ClearView è particolarmente efficace se installato su un gruppo di macchine che eseguono lo stesso software. In tal caso, ciò che ClearView apprende dagli errori su una macchina viene utilizzato per correggere tutte le altre. Poiché non richiede l'accesso al codice sorgente, Rinard afferma che ClearView potrebbe essere utilizzato per riparare programmi senza richiedere la collaborazione dell'azienda che ha realizzato il software o per riparare programmi che non vengono più mantenuti. Spera che il sistema possa prolungare la vita delle versioni precedenti del software, create da aziende che hanno cessato l'attività, oltre a proteggere il software attuale.

Per testare il sistema, i ricercatori hanno installato ClearView su un gruppo di computer che eseguono Firefox e hanno assunto un team indipendente per attaccare il browser Web. Il team ostile ha utilizzato 10 diversi metodi di attacco, ognuno dei quali prevedeva l'iniezione di codice dannoso in Firefox. ClearView ha bloccato con successo tutti i potenziali attacchi rilevando il comportamento scorretto e chiudendo l'applicazione prima che l'attacco potesse avere l'effetto previsto. La prima volta che ClearView incontra un exploit chiude il programma e inizia ad analizzare il binario, alla ricerca di una patch che potrebbe aver fermato l'errore.

Per sette degli approcci del team attaccante, ClearView ha creato patch che hanno corretto gli errori sottostanti. In tutti i casi, ha scartato le correzioni che hanno avuto effetti collaterali negativi. In media, ClearView ha fornito una patch di successo entro circa cinque minuti dalla sua prima esposizione a un attacco.



Ciò che questa ricerca ci porta a credere è che il software non è di per sé intrinsecamente fragile e fragile a causa di errori, afferma Rinard. È fragile e fragile perché le persone hanno paura di lasciare che il software continui se pensano che ci sia qualcosa di sbagliato in esso. Alcuni approcci di ingegneria del software, come l'elaborazione ignara dei guasti o l'elaborazione accettabile, condividono questa filosofia.

ClearView è davvero un ottimo punto di partenza, afferma Yuanyuan Zhou , professore di informatica presso l'Università della California, San Diego, che si occupa anche di affidabilità del software. Zhou loda il processo di valutazione utilizzato dai ricercatori per il progetto, ma afferma di voler vedere ClearView testato su una più ampia varietà di applicazioni.

Mantenere il sistema in funzione a tutti i costi sembra avere dei meriti, aggiunge David Pearce , docente di informatica presso la Victoria University di Wellington, Nuova Zelanda.

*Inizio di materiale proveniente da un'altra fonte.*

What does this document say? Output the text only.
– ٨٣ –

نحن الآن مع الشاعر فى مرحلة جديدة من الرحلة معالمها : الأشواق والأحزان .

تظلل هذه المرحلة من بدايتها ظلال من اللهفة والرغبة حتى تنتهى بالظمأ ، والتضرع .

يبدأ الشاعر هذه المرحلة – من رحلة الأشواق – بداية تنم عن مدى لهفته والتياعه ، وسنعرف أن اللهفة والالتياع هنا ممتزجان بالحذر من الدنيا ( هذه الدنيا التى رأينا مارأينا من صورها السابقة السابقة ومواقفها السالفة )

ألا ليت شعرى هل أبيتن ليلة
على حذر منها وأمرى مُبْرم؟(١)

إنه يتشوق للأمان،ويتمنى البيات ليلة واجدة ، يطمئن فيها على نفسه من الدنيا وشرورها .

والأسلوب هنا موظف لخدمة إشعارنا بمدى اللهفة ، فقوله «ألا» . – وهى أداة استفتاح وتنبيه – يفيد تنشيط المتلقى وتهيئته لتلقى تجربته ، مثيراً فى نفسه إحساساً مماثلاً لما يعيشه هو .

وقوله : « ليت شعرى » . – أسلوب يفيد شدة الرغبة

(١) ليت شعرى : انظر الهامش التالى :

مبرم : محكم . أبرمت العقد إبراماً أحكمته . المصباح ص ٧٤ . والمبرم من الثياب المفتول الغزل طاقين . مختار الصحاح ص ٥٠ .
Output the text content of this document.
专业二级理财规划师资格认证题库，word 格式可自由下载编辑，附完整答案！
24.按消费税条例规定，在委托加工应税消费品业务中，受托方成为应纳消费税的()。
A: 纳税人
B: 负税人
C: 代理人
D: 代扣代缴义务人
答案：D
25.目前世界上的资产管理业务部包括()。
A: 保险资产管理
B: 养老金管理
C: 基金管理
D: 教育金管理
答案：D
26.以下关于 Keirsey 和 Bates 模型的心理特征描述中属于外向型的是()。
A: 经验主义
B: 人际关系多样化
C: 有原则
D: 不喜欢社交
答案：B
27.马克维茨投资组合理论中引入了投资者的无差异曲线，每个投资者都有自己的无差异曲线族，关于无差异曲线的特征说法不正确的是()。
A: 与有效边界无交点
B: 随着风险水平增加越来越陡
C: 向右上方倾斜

Sottolinea che ClearView è progettato per applicare patch ogni volta che rileva che qualcosa è andato storto. Alcuni sistemi sono progettati per spegnersi quando viene rilevato un errore, ma se l'obiettivo di un utente malintenzionato è il sabotaggio, afferma Pearce, questo approccio fa il suo gioco.

Ma l'approccio di ClearView potrebbe causare qualche intoppo per l'utente, aggiunge Pearce. Ad esempio, se un browser Web aveva un bug che lo rendeva incapace di gestire gli URL oltre una certa lunghezza, la patch di ClearView potrebbe proteggere il sistema tagliando le estremità degli URL che erano troppo lunghi, impedendo al programma di fallire, ma anche prevenendo dal lavorare completamente. Tuttavia, tali problemi probabilmente non sarebbero del tutto dannosi. In genere sono solo gli hacker che tentano di sfruttare tali scappatoie, afferma Pearce, e sarebbero loro a soffrirne.